«Кто молчит на том конце провода?»

Поэт и режиссер Бахтияр Исламов — о слове, поэзии, музыке и фильмах
Бахтияр Исламов. Фото из личного архива

Тексты, которые пишет алмаатинец Бахтияр Исламов, не имеют четкого видового определения. Записки натурфилософа, заметки на полях повседневности, «игра в бисер» — выбирайте любое. Проще всего (а может быть, и правильней) назвать их стихами, ибо все, что делает Исламов, является поэзией.

Таковы и фильмы Бахтияра: в них автор минимальными средствами рассказывает истории, похожие на притчи или визуальные стихотворения. Фильмы эти берут призы на международных и казахстанских фестивалях, например, картина «Там, где живет Эдип» (2017) удостоилась награды старейшего смотра некоммерческого короткометражного кино Австрии Festival of Nations в номинации «Лучший экспериментальный фильм». Последняя по времени работа Исламова — документальная картина «Узбекская элегия» — получила недавно приз за операторскую работу на Baikonyr Short Film Festival (Алма-Ата). О фильмах, стихах, музыке и многом другом с Бахтияром Исламовым беседует писатель Санджар Янышев.

***

— Бахтияр, ваш последний фильм — про узбеков, мигрантов, оказавшихся не в России (что было бы привычней), а в Казахстане. Много ли в Алма-Ате и Астане узбекских гастарбайтеров?

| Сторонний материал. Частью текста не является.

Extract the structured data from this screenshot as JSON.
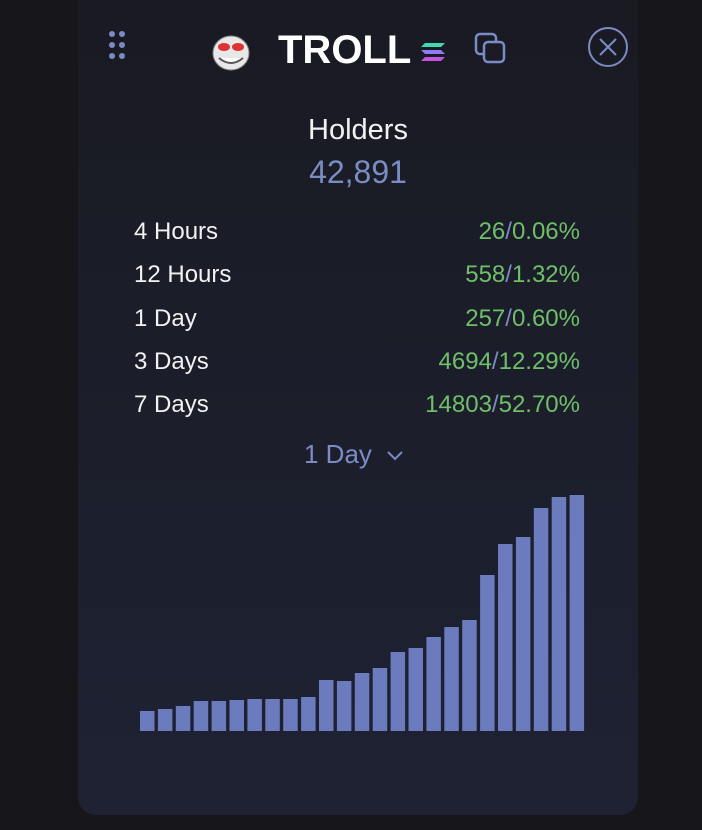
{
  "header": {
    "token": "TROLL"
  },
  "holders": {
    "label": "Holders",
    "value": "42,891"
  },
  "changes": [
    {
      "period": "4 Hours",
      "count": "26",
      "separator": "/",
      "percent": "0.06%"
    },
    {
      "period": "12 Hours",
      "count": "558",
      "separator": "/",
      "percent": "1.32%"
    },
    {
      "period": "1 Day",
      "count": "257",
      "separator": "/",
      "percent": "0.60%"
    },
    {
      "period": "3 Days",
      "count": "4694",
      "separator": "/",
      "percent": "12.29%"
    },
    {
      "period": "7 Days",
      "count": "14803",
      "separator": "/",
      "percent": "52.70%"
    }
  ],
  "range_selector": {
    "selected": "1 Day"
  },
  "chart_data": {
    "type": "bar",
    "color": "#6b7bbd",
    "values": [
      20,
      22,
      25,
      30,
      30,
      31,
      32,
      32,
      32,
      34,
      51,
      50,
      58,
      63,
      79,
      83,
      94,
      104,
      111,
      156,
      187,
      194,
      223,
      234,
      236
    ]
  }
}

— В Астане я никогда не был. В Алма-Ате трудовых мигрантов из Узбекистана достаточно много: кто в строительстве, кто в сельском хозяйстве. Часть легально, часть нелегально. У меня нет официальной статистики, но присутствие этих людей очевидно.

— Как вы нашли эту тему?

— Когда я работал в промышленной части города, то периодически проезжал мимо автомойки и станции техобслуживания, где работали эти ребята. Заинтересовался ими. И все получилось.

— И сразу нашелся продюсер?

Сразу. С Дарьей Корнеевой мы вместе учились на кинофакультете. У нас на многое были общие взгляды.

— В картине не звучит ни одного слова. Нелегкий труд героев на автосервисе дан через призму «хирургической» созерцательности. Дзига Вертов, которому фильм посвящен, снимал похожим образом, однако в эпоху немого кино это, скажем так, было более естественно. Вам не кажется, что сегодня подобная манера выглядит уже как вызов?

— Фильм посвящен не только Вертову, но и братскому узбекскому народу. Честно говоря, меня смущает слово «немое». Немое — значит, неспособное говорить? По-моему, говорить оно умеет прекрасно, просто использует для этого другие инструменты. Важнее не превращать бессловесное кино в пантомиму. Последнее носит умышленный педалированный характер.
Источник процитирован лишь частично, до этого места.